As previously discussed, while the PSNR and SSIM metrics primarily evaluate pixel-level and structural similarity, they do not fully capture the human visual system’s perception of images. The LPIPS metric, which better reflects perceptual differences, shows that our model achieves a higher score than SRGAN in 3× super-resolution tasks. However, despite achieving the best results in 2× and 4× super-resolution, the margin over other methods is relatively narrow. This suggests that, although our MWSFA model effectively captures and reconstructs high-frequency details, there is still room for improvement in how it integrates spatial and frequency-domain information. One possible explanation is that the current fusion mechanism, while beneficial, may not be fully optimized for guiding the spatial reconstruction process with frequency domain features. The challenge lies in ensuring that high-frequency information from the frequency domain is accurately utilized to enhance spatial domain reconstruction, avoiding potential issues such as blurred or incorrect details that can negatively impact perceptual quality. Additionally, the limited content in the 256 × 256 images from the UC Merced dataset may also restrict the model’s performance. Looking ahead, our future work will focus on refining the fusion of spatial and frequency-domain features to better align with perceptual quality metrics and enhance the consistency of reconstructed content.

5. Conclusions

Image super-resolution technology has been widely used in remote-sensing images. Remote-sensing images are usually large and contain repeated texture information, so the remote-sensing image super-resolution reconstruction task requires a feature-extraction network with a large receptive field. However, mainstream remote-sensing image super-resolution methods are usually based on stacked Transformer modules, and the receptive field is limited by the window size, resulting in limited reconstruction result quality. To address this challenge, we propose MWSFA.
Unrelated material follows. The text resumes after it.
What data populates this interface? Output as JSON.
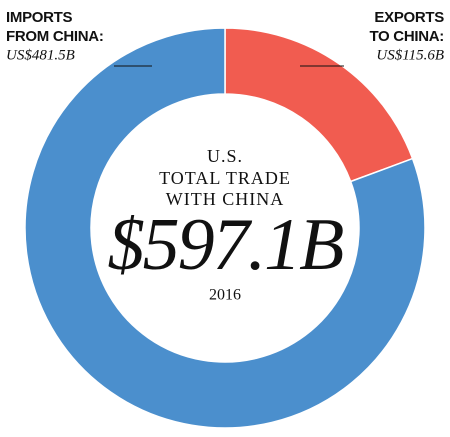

We proposed a spatial-frequency joint self-attention network based on multi-window fusion, which paralleled a frequency-domain self-attention branch based on the original Transformer. The global characteristics of the frequency domain are used to expand the receptive field of the model, perform self-attention calculations fairly on each frequency band, and better utilize the same frequency information. At the same time, we propose a multi-window fusion strategy to fuse windows with similar textures so that self-attention calculation can extract long-range information and further effectively improve the receptive field of the feature extractor. Compared with existing methods, our model achieves higher visual reconstruction performance and achieves satisfactory results on three metrics. In addition, we conduct experiments on original unknown degradation-type remote-sensing images and obtain excellent performance, proving the robustness and practicality of our algorithm in practical applications.